これまで数々のデザイナー面接に携わってきました。面接はあくまでも“お互いを知る場”であり、面接する人も面接される人も対等という立場で臨んでいます。
企業に入社することは、合否ではなく、あくまでもその会社での適性ではないかと考えます。合わないのに無理して面接で背伸びをしても、入社してから続かないし、合わない会社でバリューを発揮するのは難しいと考えます。
そうした視点を持っているのを前提に、デザイナーの適性について私なりの考えをまとめてみました。
お客様のためにデザインしてますってのは当たり前。大事なのはその知識と手法。
食べてくれる人のことを考えて料理します! って言われても、実際にどのような人がどんな好みの味があり、その味にするには、料理の基礎を知っていることが前提であり、その手法を問われます。
デザインもまったく一緒です。先ほどの目の前にいる人を喜ばせる、お客様に伝わり、使ってもらうためには、その気持ちや心構えはもちろんのこと、技術も必要ということです。
漫画ワンピースのDr.くれは の言葉で大好きなセリフがあります。
「いいかい 優しいだけじゃ人は救えないんだ!!! 人の命を救いたきゃ それなりの知識と医術を身につけな!!! 腕がなきけりゃ 誰一人救えないんだよ!!!」
情報を伝え、使ってもらい、喜んでもらうためには、それなりの知識と手法を身につけなければならないのと一緒です。
知識と手法がなければ、誰一人喜ばすことはできません。
ユーザーの視点でデザインしましょう、ユーザーの視点でデザインしています、は当たり前で、その知識や手法をぜひ、面接などでお話ししてみてください。
「助かる」と「儲かる」について
“利益は顧客からもたらされるもの”です。これはビジネス全般に言えることです。目標は利益からスタートするのではなく、“顧客に提供できる価値は何か”から考えなくてはなりません。
デザインの純粋な目的は“助かる”ことにあると考えます。儲かるのは結果です。なので、デザインは“助かる”を実現させるために考え、実現するものです。
もちろん、「儲かる」はとても大事なことです。儲からなければ給与も出ないので働けませんし、会社は社会的責任をしょってるので、儲からないと意味がありません。言いたいのは、「助かる」と「儲かる」の順番を間違えないこと。
儲かるを先に考えると人は近道をしたりしてしまいます。戦略的な近道なら良いのですが、目の前の利益ばかりになると本質的なことを忘れてしまい、結局だれも助からないということになります。
自分のためよりも人のために行動できるか
デザインは自分のためではなく、他人のためにするものです。自分のためにするものはアートだと考えています。
自分がこの色がいいからとか、好きなデザインをしたいなどというのは間違えです。
よく、面接で「今の会社では好きなデザインができないから転職を考えています」という人がいらっしゃいますが、ビジネスにおいてはお門違いだと考えます。

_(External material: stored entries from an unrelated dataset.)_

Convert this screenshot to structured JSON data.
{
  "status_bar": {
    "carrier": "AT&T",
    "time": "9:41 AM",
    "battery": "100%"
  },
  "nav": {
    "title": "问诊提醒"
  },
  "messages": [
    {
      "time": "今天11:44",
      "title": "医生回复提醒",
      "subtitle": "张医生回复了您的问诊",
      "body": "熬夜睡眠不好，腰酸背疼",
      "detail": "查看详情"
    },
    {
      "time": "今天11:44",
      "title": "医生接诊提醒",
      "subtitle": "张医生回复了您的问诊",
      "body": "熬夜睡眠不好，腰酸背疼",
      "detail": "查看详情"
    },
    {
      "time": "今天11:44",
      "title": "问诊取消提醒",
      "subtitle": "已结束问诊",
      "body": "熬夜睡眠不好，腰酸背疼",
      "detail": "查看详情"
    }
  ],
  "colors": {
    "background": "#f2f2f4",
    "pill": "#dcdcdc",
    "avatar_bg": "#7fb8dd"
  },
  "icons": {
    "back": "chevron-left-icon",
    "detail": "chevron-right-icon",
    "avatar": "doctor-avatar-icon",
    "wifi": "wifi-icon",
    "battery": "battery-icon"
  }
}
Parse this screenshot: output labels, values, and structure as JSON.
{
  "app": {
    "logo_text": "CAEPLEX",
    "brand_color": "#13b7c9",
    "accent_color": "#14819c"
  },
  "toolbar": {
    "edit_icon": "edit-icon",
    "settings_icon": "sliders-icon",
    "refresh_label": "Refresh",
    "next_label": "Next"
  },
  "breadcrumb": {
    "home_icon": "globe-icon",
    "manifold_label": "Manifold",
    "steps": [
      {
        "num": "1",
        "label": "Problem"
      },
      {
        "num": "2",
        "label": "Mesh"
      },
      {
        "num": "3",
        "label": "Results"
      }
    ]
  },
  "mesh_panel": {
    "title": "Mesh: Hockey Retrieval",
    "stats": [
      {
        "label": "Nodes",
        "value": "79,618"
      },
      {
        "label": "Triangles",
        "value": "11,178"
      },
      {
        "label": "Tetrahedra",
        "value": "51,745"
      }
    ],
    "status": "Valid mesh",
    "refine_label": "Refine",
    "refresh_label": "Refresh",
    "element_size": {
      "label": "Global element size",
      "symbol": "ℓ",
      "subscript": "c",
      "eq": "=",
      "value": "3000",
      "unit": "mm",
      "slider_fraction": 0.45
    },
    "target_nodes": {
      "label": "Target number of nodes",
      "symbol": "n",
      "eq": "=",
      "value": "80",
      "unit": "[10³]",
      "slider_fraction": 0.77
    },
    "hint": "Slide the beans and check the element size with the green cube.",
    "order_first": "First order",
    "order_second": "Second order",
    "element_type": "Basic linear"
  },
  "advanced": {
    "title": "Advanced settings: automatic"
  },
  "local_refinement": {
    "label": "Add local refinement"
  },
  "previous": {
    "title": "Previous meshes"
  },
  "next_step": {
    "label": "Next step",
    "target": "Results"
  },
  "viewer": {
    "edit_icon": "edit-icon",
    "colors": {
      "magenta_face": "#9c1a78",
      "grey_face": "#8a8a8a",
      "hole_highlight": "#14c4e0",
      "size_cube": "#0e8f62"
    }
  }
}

デザイナーはまず、お客様のことを考えて手法を選択し、知識を使ってデザインすることが大事ですが、目の前にいる依頼者を喜ばせることもとても大事です。
依頼者には依頼者の立場があります。サイト上にバナー広告がたくさんあるとして、視覚生理学の情報処理能力の観点から、広告はないほうがいいから削除したらどうか? との提案ではダメだということです。
営業さんが一生懸命営業してとってきた広告であればなおさら。会社が売り上げや利益を出さないと社員の給与も減るし、運営ができなくなってしまいます。
そうした場合は、このたくさんある広告をいかに効率的に必要としているお客様に届けるか、無秩序に並んでいるのであれば、どう整理するかを提案するべきです。
広告は必要のない人にとってはノイズとなりますが、必要な人にとってはコンテンツへの近道となり有益なものになります。
広告の目的は、全員に見てもらうためにいかに目立たせるかではなく、必要な人に的確に有益な情報を届けるかということだと私は考えます。
まとめ
面接などお互いを知る場では、想いだけでなく、学んだ手法や知識を活かした経験や今後伸ばしたい領域をしっかりまとめてに面接に臨むと良いと考えます。面接される側もその企業や面接官がどんな想いがあり、その想いをどういう手法や知識で実現するのかなどを聞いてみるとよりお互いを知ることができるのではないでしょうか。
なかなか質問しずらいとか、どんな質問をしたら良いかなどで迷っていたらぜひ、上記のようなことをお互いに聞き、より自分にあった会社を選ぶ、一緒に働く人を選ぶということをすることをお勧めします。